Adding another layer of complexity to the narrative is the diabolical role of Türkiye, which supplied drones to Pakistan against India during Op Sindoor. Centre for Land Warfare Studies researcher Aishwarya Airy throws more light through her information-packed article Why the world ignored Turkiye’s role in Indo-Pak conflict’ on the role that Türkiye is playing in the geopolitics of the regionShe highlights that disconcerting for India are the recent back-to-back developments during this period—Pak PM‘s visit to Türkiye on the day of the Pahalgam attack, Turkish naval warship being docked in Karachi port, Turkish intelligence chief visiting Pak Air Force HQ, and the sale of Songar-armed drones to Pakistan being fast-tracked by Türkiye between April 22 (Pahalgam attack) and May 7 (Op Sindoor). And last but not least, both Pakistan and Türkiye have been simultaneously engaging with the US with Donald Trump in the saddle, and, China and Russia and nobody is questioning them.

In another section of the OpEd page, “Two Views” the bigger implications of Op Sindoor were further dissected from both technological and diplomatic standpoint. Air Marshal Amit Tiwari writes in his article Brahmos: The bolt from the blue’ that the success of the BrahMos in Op Sindoor is a testament to the changing nature of the battlefield, shifting from tactics to tech-driven warfare. Giving another viewpoint, Maj Gen Ashok Mehta writes in his article Breaking Gordian knot of terror and talks’ about how Indian diplomacy could not keep pace with the brilliantly executed Op Sindoor operations.

Apart from Op Sindoor and its fallout, there were other interesting topics that drew the readers’ interest in the OPED pages. Former Planning Commission chairman Montek Singh Ahluwalia and former Cabinet Secretary KM Chandrasekhar write about the success of India’s first deep-water Vizhinjam port in Kerala in Takeaways from the Vizhinjam success story’ and how it has become a relevant role model for infrastructure planning.
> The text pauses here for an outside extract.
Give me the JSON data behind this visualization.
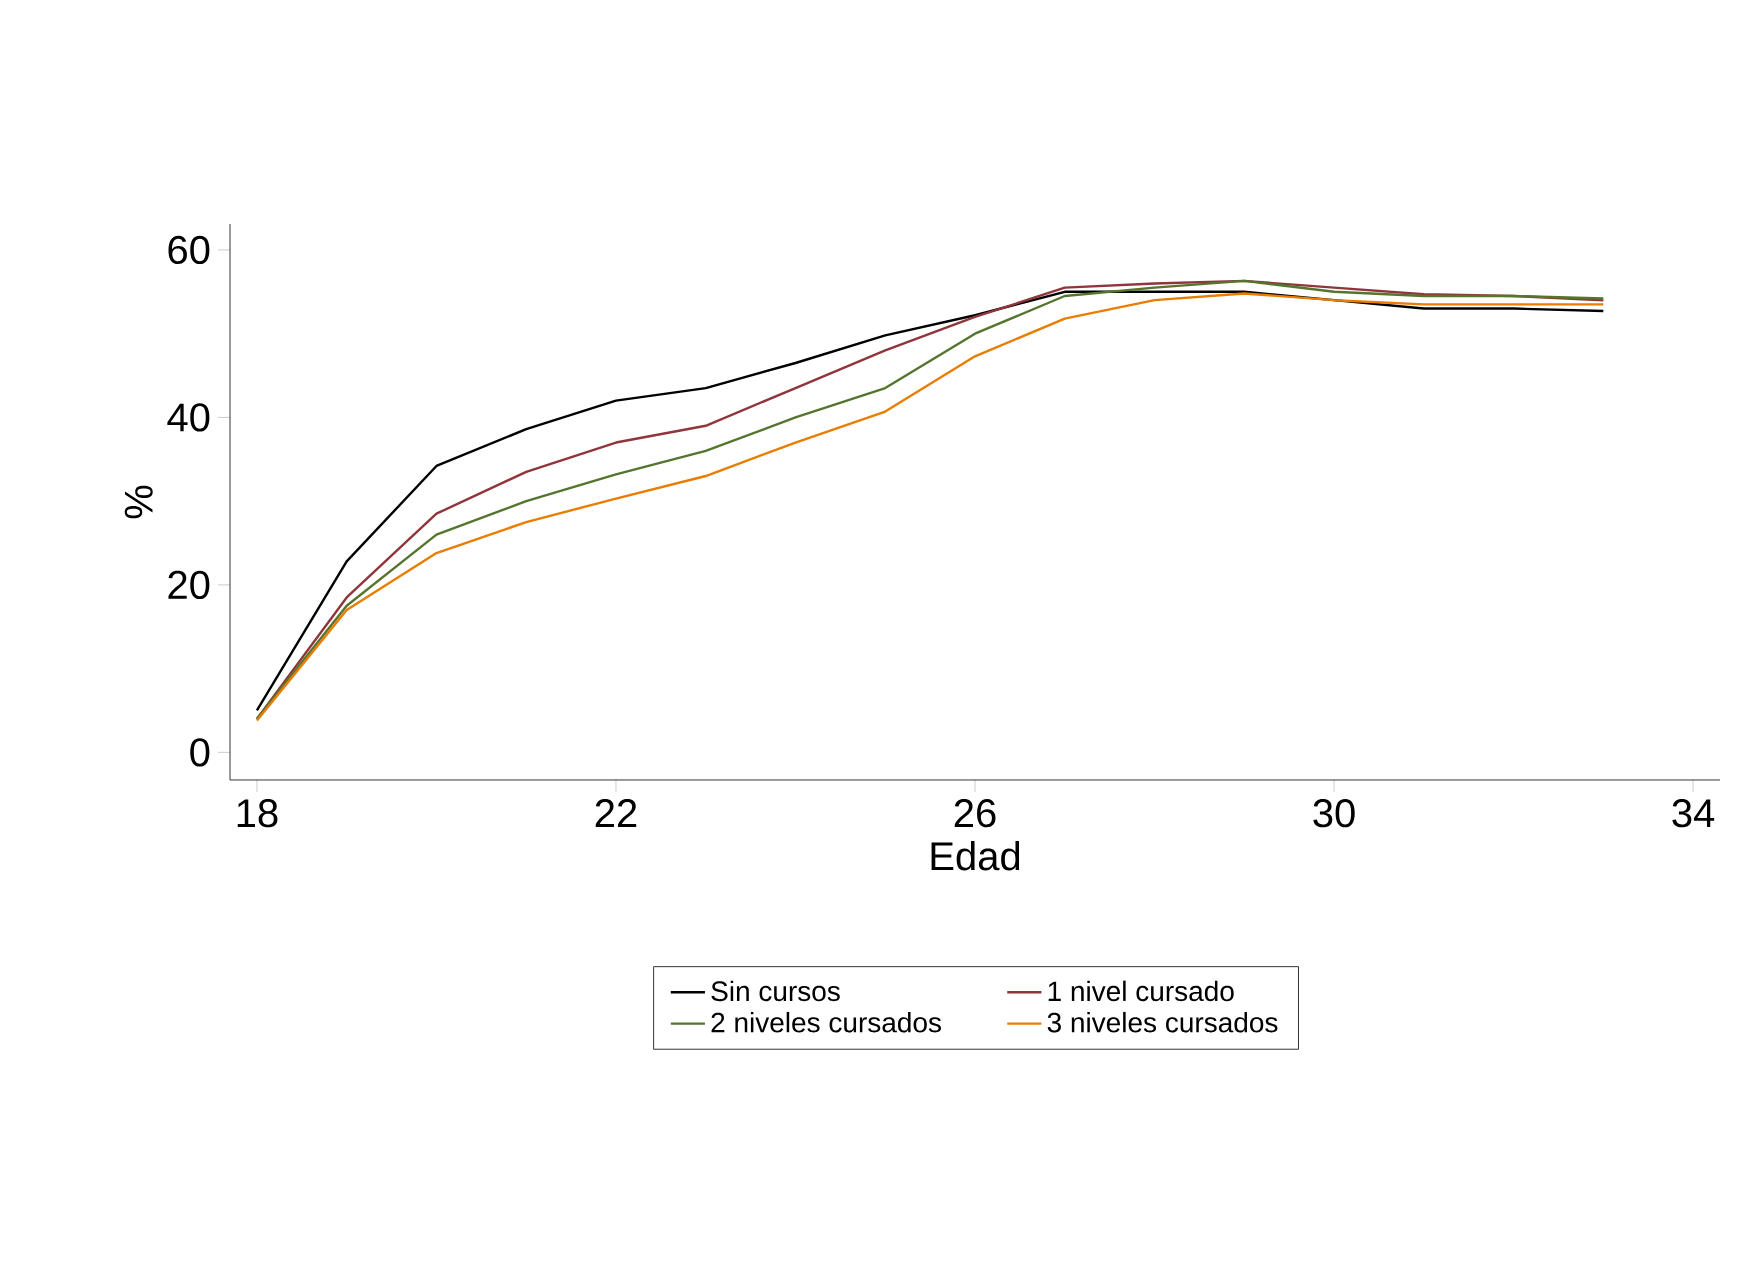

Despite political differences between ruling parties — whether it was the BJP government at the Centre or late Oommen Chandy’s Congress government or CPM-led LDF government led by CM Pinarayi Vijayan — it signalled policy continuity and political federalism.

In yet another interesting read 50 years on: Inside story of Sikkim’s merger‘, GBS Sidhu writes how Sikkim was merged into Indian territory in 1975 aided by a R&AW-sponsored covert operation at the go-ahead of then Prime Minister Indira Gandhi, otherwise we might have found Nepal in the possession of this beautiful hill state.

Holding a completely different fort is sociologist Avijit Pathak’s soul-stirring article Toppers and losers: What our education system has got wrong‘. He awakens us to how, while eulogising the toppers, we fail to acknowledge the agony of the losers who might not have been able to make it, maybe because their parents could not afford to hire tutors or send them to ‘traders’ of physics, chemistry, biology and mathematics. In the process, young minds are losing their wonder years and damaging their creativity and sensitivity to life, he warns.